While these results are discouraging, all hope is not lost. During the follow-up period, individuals identified as having SGA class B and C malnutrition were evaluated by a nutritionist, with correction of the energy deficit and supplementation with vitamin D and zinc, which led to improvement in signs and symptoms. Furthermore, participants who were started on hydroxyurea upon study entry also demonstrated improvements in clinical outcomes and nutritional status. This implies that what a person eats can and will make a difference in mitigating the macro- and micronutrient deficiencies that are common comorbidities of SCD, owing to its pathophysiology.

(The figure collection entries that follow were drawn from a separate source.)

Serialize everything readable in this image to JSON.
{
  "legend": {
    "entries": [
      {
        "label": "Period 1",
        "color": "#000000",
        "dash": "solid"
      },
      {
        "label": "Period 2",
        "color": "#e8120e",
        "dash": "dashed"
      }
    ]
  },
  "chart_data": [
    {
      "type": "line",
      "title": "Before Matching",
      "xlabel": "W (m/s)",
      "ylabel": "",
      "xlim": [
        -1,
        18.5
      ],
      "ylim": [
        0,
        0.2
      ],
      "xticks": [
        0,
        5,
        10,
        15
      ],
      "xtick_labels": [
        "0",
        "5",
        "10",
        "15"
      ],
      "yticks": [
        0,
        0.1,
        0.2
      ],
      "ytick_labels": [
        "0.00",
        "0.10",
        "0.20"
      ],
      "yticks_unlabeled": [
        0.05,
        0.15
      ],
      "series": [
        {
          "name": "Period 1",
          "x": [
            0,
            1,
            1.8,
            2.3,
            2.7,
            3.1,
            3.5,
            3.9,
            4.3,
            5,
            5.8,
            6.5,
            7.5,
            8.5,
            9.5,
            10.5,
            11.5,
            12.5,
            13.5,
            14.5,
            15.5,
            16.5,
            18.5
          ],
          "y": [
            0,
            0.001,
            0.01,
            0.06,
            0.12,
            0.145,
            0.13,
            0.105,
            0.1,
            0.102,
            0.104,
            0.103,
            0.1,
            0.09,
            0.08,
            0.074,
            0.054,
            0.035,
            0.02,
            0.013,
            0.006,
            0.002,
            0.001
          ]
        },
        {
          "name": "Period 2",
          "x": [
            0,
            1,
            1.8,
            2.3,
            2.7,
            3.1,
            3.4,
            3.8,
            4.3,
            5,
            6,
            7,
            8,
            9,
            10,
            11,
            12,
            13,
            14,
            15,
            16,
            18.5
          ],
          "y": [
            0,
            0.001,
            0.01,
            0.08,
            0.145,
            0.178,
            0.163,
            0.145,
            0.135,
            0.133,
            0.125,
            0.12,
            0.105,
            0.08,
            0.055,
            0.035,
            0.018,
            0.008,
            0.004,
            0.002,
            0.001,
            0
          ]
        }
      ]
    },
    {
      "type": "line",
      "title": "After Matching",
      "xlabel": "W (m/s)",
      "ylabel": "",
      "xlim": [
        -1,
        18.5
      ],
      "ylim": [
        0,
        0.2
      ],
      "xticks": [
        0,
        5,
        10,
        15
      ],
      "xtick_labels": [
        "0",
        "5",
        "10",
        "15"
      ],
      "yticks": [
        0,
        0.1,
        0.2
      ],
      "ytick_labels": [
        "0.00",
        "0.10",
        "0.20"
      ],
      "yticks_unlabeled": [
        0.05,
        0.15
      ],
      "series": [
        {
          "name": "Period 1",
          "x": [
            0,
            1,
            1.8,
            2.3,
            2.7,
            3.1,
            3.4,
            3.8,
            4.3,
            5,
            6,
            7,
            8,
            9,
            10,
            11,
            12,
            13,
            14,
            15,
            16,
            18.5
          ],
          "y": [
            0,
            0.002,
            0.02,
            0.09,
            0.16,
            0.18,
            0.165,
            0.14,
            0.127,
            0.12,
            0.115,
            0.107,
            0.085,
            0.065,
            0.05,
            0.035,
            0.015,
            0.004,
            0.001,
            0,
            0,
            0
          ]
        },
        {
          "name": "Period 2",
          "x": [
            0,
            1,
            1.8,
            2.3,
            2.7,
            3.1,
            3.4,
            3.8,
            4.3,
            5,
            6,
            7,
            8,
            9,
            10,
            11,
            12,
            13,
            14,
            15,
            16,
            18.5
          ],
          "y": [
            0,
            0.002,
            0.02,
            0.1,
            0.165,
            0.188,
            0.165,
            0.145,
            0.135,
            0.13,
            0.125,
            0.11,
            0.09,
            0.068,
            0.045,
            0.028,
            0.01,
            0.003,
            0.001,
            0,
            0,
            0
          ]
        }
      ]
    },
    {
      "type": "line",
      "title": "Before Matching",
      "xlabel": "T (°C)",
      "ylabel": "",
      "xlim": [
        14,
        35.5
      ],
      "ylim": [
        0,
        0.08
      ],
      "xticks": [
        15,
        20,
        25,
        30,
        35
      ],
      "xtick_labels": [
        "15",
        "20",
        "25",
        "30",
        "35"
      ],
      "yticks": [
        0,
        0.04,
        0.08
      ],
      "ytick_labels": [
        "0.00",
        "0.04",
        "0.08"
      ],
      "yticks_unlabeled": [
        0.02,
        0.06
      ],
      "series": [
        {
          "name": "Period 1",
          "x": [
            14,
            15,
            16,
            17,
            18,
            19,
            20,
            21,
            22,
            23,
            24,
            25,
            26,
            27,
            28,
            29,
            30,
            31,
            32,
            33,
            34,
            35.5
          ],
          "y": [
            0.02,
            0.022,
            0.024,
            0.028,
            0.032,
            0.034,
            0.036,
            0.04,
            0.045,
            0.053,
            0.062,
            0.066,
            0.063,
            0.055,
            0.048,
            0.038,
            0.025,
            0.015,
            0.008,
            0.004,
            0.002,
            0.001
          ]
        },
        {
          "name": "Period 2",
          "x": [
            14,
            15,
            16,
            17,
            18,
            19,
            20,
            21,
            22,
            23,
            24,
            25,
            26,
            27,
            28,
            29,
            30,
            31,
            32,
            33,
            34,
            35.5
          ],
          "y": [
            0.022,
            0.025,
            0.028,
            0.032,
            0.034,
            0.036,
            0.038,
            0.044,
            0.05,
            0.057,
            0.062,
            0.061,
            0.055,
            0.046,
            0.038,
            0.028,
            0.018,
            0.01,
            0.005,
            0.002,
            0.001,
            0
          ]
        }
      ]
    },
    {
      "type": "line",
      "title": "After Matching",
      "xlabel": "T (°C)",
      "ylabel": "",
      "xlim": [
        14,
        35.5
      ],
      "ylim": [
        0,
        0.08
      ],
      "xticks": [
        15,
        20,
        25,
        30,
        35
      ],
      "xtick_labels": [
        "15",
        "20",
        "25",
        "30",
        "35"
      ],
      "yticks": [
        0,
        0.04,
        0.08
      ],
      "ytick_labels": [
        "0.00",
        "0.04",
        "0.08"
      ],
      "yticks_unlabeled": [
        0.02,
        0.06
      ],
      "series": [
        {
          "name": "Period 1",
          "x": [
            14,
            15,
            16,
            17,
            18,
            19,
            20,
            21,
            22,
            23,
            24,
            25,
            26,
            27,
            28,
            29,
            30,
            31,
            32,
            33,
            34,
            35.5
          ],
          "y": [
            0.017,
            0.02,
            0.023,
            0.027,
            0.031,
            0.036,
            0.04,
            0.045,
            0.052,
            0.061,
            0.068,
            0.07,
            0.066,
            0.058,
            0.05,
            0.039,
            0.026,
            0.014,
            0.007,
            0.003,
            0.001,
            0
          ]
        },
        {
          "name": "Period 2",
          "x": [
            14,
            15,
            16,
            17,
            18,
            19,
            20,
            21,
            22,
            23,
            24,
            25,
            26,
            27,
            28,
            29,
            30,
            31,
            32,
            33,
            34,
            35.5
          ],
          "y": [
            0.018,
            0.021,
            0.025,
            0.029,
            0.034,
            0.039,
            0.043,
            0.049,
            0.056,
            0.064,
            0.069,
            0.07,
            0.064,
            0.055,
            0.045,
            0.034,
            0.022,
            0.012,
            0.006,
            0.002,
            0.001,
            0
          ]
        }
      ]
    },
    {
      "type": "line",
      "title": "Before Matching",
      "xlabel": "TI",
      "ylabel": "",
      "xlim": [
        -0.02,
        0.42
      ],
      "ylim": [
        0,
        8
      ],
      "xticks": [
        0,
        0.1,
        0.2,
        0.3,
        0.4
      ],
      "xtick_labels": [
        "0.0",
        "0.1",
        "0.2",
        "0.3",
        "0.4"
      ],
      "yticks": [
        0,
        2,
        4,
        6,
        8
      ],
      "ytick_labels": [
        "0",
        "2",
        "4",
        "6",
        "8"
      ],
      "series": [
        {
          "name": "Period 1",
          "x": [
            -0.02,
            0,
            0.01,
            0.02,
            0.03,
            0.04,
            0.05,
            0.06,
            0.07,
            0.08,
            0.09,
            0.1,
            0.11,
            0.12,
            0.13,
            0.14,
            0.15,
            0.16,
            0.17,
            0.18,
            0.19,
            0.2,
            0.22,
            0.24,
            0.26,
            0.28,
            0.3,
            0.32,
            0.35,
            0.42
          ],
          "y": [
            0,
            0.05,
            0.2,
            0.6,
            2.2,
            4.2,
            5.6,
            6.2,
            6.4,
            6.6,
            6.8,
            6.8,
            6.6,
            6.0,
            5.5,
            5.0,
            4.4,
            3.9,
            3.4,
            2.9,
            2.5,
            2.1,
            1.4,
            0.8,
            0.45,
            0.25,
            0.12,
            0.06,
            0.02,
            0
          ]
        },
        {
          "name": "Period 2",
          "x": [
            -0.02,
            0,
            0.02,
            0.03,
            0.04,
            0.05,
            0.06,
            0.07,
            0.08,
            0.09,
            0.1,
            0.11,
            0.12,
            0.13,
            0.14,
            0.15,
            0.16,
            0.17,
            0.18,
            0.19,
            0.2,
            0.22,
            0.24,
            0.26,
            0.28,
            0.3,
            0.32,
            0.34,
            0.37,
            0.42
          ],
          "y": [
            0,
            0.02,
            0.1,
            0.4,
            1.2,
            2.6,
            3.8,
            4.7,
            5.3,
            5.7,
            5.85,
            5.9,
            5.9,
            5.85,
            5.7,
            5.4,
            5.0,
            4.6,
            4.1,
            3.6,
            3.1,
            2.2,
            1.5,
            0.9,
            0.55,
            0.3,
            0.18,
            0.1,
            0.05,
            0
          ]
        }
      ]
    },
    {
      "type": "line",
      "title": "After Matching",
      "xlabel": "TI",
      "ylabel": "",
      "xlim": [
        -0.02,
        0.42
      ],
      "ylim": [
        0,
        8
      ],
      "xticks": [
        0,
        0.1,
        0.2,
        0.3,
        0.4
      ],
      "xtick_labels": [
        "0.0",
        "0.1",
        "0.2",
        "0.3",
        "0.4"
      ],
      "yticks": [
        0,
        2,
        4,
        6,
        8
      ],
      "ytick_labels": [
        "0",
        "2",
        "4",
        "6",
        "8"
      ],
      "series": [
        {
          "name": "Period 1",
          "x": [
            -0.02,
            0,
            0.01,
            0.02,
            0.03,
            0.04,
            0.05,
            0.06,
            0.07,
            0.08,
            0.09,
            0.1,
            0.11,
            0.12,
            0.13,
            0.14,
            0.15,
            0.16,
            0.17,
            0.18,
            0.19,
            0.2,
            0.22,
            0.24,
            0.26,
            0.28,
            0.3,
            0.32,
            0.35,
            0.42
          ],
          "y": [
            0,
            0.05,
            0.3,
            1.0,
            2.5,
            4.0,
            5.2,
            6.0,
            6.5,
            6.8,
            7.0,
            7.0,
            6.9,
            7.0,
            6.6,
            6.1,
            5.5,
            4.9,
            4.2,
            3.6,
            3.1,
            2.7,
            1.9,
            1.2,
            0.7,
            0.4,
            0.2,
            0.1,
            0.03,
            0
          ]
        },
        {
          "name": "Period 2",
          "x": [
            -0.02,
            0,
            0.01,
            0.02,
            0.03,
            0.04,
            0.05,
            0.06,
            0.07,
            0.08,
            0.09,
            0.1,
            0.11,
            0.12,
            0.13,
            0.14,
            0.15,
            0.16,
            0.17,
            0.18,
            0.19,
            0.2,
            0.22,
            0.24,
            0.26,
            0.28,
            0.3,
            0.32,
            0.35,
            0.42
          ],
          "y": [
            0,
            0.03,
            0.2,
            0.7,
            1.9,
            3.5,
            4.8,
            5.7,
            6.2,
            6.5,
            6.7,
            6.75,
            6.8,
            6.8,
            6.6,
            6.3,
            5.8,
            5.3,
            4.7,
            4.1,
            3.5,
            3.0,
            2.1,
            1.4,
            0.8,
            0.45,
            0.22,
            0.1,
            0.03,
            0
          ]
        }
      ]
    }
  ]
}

The SCD severity calculator, while useful for quantifying an individual’s risk for near-term death thus for guiding provider decisions to intensify therapeutic options, has its limitations. It was only validated in two geographically similar populations (National Institutes of Health and Boston University, both in the northeastern United States). Validation in additional disparate populations is needed to determine its broader applicability. Similarly, this study enrolled only younger (median age, 24.21 ± 3.926 years; 95% CI, 23.21 to 25.21) individuals from two provinces, both located in Saudi Arabia. This limits its generalizability to countries such as the United States, where the median age of a person with SCD is into the fourth decade, or in sub-Saharan Africa where the median age is younger (16-19 years).8
This prospective, comprehensive, nutritional assessment study sought to identify the influence of nutrition on the course and severity of SCD in adults. It confirms that continuation of nutritional deficits that begin in childhood persists into adulthood and confers worse prognoses and poor quality of life. This study affords a scientific rationale for prospective nutritional screening and risk mitigation by correcting any identified macro- and micronutrient deficits, in addition to optimizing disease management with treatments such as hydroxyurea. The causes of malnutrition in this cohort are probably not solely related to food deprivation or poverty, but perhaps reduced intake or uptake of macro- and micronutrients resulting from increased metabolic demand, chronic gastrointestinal disease, and sociodemographic preferences and lifestyle factors. Undernutrition is also associated with increased hospitalizations and may lead to a cycle of worse undernutrition.
So how can we incorporate the valuable lessons from this robust research into everyday practice? Providers should consider a thorough nutritional assessment for all adults living with SCD to proactively identify sources of undernutrition and implement interventions to correct them. It is also important to educate individuals living with SCD on the vital importance of maintaining a balanced nutritional status of both micro- and macronutrition via diet and adequate supplementation as needed, because what they eat or don’t eat truly determines who they are going to become.
Dr. Osunkwo indicated no relevant conflicts of interest.